MESSAGE À LA SEPTIÈME JOURNÉE
MONDIALE DE L'ALIMENTATION
A Son Excellence Monsieur Edouard SAOUMA Directeur général
de la F.A.O.
Le thème choisi pour la septième Journée mondiale de
l'Alimentation me semble très opportun. Les petits agriculteurs représentent
une proportion importante de la population active, particulièrement dans
les pays peu industrialisés. Aussi est-il heureux que l'Organisation des
Nations Unies pour l'Alimentation et l'Agriculture (F.A.O.) attire l'attention
sur leurs conditions de vie et de travail, par les actions d'information et de réflexion
menées dans un grand nombre de pays du monde.
L'Eglise a souvent exprimé sa solidarité à l'égard
des petits agriculteurs, petits propriétaires ou salariés qui leur
sont attachés. Par le présent Message, je voudrais leur donner
une nouvelle marque d'intérêt, au moment ou ils sont l'objet de
l'attention de tous.
Le Concile Vatican Il lui-même avait souligné les difficultés
qu'ils doivent affronter lorsqu'il examinait les principes directeurs de la vie
économique et sociale. En rappelant que de nombreux agriculteurs sont
privés de sécurité et du minimum d'indépendance qui
leur ouvre des possibilités de promotion, le Concile ajoutait: "Des
réformes s'imposent donc, visant, selon les cas, à accroître
les revenus, à améliorer les conditions de travail et la sécurité
de l'emploi, à favoriser l'initiative, et même à répartir
les propriétés insuffisamment cultivées au bénéfice
d'hommes capables de les faire valoir" (Gaudium et spes, n. 7 1, §
6).
Les petits agriculteurs connaissent une situation souvent précaire:
le fruit de leur travail dépend de conditions naturelles largement indépendantes
de l'homme, et ils ne disposent pas de réserves pour subsister en cas de
mauvaise récolte; ils sont encore plus démunis pour se procurer
les instruments techniques coûteux dont ils auraient besoin. Par
ailleurs, dès que la production est abondante, ils rencontrent de sérieuses
difficultés de transport, de commercialisation, de conservation. Et l'on
ne peut oublier que cette vulnérabilité économique a des répercussions
très sensibles sur la vie personnelle et familiale des petits
agriculteurs: beaucoup d'entre eux consacrent à leur tâche, dans
des conditions pénibles, un nombre d'heures nettement plus élevé
que les autres travailleurs. Dans bien des cas, c'est toute la famille qui
participe à l'exploitation agricole, les femmes au détriment du
soin de leur foyer, les enfants voyant entravé le développement
normal de leur scolarité. Et, dans l'ensemble, ils sont défavorisés
sur le plan des soins de santé, des moyens d'information et d'éducation,
et même pour exprimer leur opinion dans la vie sociale et politique.

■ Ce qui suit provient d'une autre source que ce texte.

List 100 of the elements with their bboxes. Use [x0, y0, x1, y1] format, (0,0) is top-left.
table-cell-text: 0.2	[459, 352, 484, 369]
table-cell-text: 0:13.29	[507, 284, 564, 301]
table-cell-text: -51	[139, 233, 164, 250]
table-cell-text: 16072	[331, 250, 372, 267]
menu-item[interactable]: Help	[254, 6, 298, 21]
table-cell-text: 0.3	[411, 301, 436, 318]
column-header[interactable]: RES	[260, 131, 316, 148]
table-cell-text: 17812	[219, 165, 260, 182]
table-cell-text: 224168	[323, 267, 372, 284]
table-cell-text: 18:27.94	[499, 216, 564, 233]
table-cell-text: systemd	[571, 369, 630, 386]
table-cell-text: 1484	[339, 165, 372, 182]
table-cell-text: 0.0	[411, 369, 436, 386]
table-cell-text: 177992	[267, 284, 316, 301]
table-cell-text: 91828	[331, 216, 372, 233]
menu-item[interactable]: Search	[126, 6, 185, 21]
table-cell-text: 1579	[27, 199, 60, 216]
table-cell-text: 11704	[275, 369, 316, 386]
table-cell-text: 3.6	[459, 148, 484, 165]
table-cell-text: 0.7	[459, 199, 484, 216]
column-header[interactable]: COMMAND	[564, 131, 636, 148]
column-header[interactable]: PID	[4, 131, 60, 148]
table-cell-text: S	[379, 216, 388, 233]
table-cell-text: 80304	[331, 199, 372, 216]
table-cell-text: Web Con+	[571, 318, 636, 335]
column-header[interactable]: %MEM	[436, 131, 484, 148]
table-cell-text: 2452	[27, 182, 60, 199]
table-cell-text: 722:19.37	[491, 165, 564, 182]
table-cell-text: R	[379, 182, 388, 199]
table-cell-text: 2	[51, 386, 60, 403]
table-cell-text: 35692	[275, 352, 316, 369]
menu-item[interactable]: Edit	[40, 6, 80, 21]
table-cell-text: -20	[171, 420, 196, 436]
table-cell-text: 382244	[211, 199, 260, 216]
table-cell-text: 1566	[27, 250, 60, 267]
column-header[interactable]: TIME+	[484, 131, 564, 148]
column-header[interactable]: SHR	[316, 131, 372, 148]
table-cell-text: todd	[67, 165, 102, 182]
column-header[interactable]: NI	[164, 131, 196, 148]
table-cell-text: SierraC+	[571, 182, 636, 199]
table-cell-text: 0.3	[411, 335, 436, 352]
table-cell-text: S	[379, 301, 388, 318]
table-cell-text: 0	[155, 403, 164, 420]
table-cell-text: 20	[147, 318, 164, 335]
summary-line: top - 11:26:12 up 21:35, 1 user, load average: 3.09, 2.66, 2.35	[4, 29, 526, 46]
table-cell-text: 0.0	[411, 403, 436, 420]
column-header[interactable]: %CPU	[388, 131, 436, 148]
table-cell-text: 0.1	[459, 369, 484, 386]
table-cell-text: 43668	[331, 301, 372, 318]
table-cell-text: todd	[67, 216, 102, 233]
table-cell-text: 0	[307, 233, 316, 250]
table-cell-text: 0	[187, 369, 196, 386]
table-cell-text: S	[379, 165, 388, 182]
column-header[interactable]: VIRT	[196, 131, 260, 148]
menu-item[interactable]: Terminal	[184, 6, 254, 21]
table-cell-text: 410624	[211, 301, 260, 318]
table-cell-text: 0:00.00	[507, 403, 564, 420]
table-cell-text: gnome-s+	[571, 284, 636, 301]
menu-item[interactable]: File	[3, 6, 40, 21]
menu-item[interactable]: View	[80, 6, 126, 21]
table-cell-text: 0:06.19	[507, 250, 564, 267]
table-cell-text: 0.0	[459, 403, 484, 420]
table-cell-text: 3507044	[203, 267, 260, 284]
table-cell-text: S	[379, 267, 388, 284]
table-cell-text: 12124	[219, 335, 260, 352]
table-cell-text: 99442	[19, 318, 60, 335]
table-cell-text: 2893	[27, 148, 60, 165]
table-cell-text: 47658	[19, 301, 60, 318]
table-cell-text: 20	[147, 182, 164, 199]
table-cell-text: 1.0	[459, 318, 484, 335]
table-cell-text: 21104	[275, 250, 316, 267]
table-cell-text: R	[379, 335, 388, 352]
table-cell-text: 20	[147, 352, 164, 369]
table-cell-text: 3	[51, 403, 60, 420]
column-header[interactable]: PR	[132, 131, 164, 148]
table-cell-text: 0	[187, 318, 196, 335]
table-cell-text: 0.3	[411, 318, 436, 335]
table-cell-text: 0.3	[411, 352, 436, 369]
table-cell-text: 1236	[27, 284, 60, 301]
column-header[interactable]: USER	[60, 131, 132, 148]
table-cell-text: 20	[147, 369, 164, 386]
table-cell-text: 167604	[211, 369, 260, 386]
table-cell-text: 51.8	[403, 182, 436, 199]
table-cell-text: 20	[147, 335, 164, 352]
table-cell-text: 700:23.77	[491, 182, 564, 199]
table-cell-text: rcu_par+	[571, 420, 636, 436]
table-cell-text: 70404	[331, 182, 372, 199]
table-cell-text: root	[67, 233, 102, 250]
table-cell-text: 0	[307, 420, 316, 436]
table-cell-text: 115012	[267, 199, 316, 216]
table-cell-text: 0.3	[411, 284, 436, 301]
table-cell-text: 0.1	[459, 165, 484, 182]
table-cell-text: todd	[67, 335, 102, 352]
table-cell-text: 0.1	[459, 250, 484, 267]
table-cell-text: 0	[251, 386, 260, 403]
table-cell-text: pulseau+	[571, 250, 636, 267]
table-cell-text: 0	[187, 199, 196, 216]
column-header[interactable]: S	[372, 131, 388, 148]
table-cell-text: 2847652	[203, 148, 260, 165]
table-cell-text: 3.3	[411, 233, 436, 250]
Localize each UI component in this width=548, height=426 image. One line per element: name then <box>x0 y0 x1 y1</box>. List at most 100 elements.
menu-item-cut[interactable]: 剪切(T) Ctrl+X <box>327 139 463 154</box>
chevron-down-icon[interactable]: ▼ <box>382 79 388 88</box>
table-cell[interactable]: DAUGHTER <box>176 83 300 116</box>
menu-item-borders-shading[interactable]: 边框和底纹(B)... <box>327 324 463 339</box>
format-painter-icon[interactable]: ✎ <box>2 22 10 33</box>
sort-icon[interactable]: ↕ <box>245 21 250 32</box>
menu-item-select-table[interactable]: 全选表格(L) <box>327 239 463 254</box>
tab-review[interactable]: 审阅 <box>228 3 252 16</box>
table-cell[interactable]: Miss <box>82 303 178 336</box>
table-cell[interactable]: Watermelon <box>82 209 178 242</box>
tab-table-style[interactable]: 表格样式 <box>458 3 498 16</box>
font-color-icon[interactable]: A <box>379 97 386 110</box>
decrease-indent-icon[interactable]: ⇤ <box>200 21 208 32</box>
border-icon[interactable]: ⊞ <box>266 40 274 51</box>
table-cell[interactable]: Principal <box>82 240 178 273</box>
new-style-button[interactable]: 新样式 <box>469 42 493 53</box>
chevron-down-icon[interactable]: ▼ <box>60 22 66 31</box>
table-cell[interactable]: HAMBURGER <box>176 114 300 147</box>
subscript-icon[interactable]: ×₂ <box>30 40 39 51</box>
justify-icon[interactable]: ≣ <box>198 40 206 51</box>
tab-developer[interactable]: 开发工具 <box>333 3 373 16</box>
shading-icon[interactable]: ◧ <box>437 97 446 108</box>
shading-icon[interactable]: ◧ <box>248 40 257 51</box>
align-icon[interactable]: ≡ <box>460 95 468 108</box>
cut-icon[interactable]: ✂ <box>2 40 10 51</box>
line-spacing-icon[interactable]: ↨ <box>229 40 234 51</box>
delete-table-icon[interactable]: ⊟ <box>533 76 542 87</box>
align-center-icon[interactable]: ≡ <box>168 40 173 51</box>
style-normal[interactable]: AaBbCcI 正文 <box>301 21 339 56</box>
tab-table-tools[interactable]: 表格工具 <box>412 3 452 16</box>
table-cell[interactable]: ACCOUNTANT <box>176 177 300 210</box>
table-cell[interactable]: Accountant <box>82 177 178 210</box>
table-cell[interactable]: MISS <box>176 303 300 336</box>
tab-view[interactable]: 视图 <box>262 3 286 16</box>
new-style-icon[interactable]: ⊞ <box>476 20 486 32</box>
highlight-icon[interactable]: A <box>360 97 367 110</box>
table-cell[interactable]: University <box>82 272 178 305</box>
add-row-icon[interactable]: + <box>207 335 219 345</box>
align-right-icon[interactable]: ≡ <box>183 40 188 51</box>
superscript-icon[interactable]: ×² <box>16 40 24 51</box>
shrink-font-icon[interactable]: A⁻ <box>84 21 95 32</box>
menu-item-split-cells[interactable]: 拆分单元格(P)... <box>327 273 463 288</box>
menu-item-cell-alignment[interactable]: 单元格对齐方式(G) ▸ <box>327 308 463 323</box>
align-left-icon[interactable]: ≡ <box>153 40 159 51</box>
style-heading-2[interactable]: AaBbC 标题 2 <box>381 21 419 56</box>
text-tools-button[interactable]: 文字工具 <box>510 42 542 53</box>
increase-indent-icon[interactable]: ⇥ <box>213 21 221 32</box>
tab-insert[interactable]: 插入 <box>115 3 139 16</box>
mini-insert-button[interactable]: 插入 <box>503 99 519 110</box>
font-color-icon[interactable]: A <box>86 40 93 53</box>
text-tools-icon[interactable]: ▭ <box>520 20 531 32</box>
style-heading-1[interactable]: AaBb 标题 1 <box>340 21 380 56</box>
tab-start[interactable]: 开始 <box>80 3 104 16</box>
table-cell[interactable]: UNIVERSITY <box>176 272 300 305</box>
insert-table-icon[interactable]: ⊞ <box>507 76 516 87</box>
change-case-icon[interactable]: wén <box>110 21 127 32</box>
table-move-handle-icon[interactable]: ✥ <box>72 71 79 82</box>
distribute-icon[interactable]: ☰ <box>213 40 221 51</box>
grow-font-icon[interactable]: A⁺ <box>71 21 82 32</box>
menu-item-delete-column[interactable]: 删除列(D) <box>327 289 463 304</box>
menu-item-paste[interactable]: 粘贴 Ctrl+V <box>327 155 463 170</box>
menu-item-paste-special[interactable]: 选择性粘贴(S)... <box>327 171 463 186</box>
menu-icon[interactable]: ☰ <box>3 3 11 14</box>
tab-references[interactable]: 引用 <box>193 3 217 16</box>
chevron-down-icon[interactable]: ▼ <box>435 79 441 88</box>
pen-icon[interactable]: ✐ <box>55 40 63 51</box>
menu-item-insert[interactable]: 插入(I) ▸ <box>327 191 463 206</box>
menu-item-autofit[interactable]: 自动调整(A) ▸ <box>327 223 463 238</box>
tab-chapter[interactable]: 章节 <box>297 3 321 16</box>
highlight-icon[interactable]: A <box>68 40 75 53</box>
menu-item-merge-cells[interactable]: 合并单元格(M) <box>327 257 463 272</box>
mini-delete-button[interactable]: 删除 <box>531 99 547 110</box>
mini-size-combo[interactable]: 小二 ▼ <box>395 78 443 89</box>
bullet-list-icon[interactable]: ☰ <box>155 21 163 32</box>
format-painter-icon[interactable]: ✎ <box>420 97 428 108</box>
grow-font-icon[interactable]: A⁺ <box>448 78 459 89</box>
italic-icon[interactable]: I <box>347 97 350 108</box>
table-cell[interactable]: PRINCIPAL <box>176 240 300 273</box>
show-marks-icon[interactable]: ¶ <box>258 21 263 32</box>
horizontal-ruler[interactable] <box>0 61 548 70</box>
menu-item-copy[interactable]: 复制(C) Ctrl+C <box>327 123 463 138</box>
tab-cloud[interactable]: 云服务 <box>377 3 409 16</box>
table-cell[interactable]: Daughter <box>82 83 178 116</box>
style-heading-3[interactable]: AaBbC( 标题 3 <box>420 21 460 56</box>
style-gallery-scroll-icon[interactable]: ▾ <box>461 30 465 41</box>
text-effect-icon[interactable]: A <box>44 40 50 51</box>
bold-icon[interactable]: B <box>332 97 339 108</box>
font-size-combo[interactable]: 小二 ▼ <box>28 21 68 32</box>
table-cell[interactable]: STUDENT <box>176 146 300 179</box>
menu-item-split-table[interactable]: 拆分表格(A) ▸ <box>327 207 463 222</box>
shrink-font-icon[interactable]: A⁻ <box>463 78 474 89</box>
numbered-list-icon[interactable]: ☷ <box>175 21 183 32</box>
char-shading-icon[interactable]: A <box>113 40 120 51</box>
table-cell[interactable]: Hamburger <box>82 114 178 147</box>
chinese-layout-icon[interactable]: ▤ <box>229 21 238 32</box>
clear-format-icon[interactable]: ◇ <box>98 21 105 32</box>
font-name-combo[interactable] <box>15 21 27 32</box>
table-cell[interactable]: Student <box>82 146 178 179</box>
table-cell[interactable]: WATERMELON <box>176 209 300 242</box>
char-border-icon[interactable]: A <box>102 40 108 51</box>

Il est très opportun que cette 'Journée mondiale contribue à
faire reconnaître ces difficultés par les Autorités civiles
de chaque pays et par l'ensemble des Organisations internationales, afin que
tous ceux qui ont une part de responsabilité dans l'organisation de la
vie des pays et aussi dans les échanges internationaux prennent la mesure
des problèmes humains ou sont engagés les plus vulnérables
de leurs partenaires dans la société.
Au cours de mes voyages, j'ai eu de nombreuses occasions d'entendre les
petits agriculteurs exprimer leurs difficultés de vivre, comme je l'ai
rappelé récemment encore en Amérique latine. Il est
naturel que je fasse ici écho aux graves préoccupations qui m'ont été
confiées dans les pays du tiers-monde.
Il est vrai que l'Eglise n'a pas pour mission de traiter directement de tels
problèmes ni d'intervenir dans leur solution technique et sociale. Mais
les aspects humains ne peuvent laisser les ' chrétiens indifférents.
Je puis assurer que, par leurs diverses organisations, notamment sous forme de
coopératives, ils apportent leur active contribution à une
solidarité nécessaire, particulièrement lorsque les désavantages
économiques conduisent à une situation qui les défavorise
par rapport aux sociétés disposant de très grands moyens économiques.
Nous ne saurions oublier que la terre et les fruits de la terre sont des
dons de Dieu à tous les hommes. Nous souhaitons que tous puissent en bénéficier
dans un partage équitable. Nous implorons la Bénédiction
de Dieu Créateur et Tout-Puissant sur les hommes et les femmes qui
cultivent la terre, particulièrement sur les plus démunis d'entre
eux, et sur ceux qui s'emploient à défendre leur dignité de
frères et soeurs en humanité, avec respect et amour.